Since January, the French have been mobilizing to counter a greatly unpopular pension reform, experienced as a real injustice by workers and future retirees. While the unions and the opposition have been particularly offensive in preventing the adoption of the pension reform, nothing could stop the executive, determined to get the law passed at all costs. After weeks of negotiations, it was finally the Elders who had the last word by having the pension reform validated in the den of the Constitutional Council. From now on, many questions arise in particular on the application of the text. Discover one of the unintended consequences of the reform.

With the implementation of the pension reform, scheduled for September 1, an entire generation will be impacted by the lowering of the legal retirement age. The passage from 62 to 64 years is, in fact, part of the major measures decreed by the text, in parallel with the increase in the duration of insurance. A choice that is not without concern for seniors, who already see their survival in the job market being considerably hampered by competition and the economic decisions taken by companies.

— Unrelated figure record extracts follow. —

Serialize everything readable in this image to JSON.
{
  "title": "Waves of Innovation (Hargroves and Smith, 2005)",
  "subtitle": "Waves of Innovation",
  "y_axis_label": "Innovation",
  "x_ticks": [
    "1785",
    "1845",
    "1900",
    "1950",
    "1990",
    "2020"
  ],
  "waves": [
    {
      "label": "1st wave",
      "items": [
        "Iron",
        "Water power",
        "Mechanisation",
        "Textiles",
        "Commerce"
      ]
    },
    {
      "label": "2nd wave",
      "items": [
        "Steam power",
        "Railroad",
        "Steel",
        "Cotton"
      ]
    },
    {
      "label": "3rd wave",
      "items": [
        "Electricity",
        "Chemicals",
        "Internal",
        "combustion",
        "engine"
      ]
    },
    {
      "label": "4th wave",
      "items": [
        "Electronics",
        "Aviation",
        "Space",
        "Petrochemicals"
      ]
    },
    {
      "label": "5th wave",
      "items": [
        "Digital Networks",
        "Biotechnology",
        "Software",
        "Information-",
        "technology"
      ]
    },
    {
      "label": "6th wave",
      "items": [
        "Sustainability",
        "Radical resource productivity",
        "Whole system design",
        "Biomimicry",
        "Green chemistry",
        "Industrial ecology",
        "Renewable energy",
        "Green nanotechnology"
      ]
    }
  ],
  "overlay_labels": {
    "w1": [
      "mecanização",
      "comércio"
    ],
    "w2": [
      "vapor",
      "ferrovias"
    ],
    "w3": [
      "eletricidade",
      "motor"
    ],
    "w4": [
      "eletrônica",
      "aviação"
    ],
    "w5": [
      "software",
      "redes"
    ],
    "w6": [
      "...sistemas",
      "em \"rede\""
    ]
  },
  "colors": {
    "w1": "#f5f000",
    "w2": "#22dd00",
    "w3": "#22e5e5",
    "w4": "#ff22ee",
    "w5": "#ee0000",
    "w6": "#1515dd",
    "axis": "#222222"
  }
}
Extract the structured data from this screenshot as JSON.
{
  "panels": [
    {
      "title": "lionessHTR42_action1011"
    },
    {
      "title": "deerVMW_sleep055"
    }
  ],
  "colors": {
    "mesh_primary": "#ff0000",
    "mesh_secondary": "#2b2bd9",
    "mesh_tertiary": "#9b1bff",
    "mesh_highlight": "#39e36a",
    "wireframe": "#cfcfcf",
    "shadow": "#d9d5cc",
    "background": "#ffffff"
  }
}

It is in this complicated context that the government wanted to submit the creation of a senior index, as well as the prospect of a permanent contract also devoted to the employment of future retirees. Thus envisaged, the CDI seniors could, therefore, promote the employment of the oldest or guarantee an adjustment of their schedules at the end of their career. The senior index, meanwhile, would be used to promote and encourage the employment of the over 55s in France. Companies should therefore communicate on the employability rate of employees over the age of 55.

According to the Minister of the Economy, only 56% of 55-64 year olds are still working. Faced with a particularly worrying senior employment rate, the pension reform should logically accompany a return to employment for older workers. With a legal age now raised to 64, those over 55 will have the obligation to find work to accumulate missing quarters and above all to reach the threshold set for retirement.

In these complex perspectives, the employment of young graduates also stands out as a real question. Is there not a risk of a traffic jam between the oldest and the youngest seeing the light of day, but also of preventing a smoother rotation of jobs between generations?

For Stéphanie Villers, macro-economist and advisor to PwC France, this is a false question. She also recalls the bitter failure of early retirement, which did not make it possible to unblock access to employment by, on the contrary, increasing the unemployment rate.

As notified by 20 minutes, the director of the Higher Institute of Labor, Bernard Vivier, goes in his direction by explaining that “when seniors retire, it does not give work to young people”. Consequently, the professions held by the youngest and the oldest do not have the same functions or the same responsibilities. It will therefore be necessary to observe this phenomenon in detail from the next school year to be sure.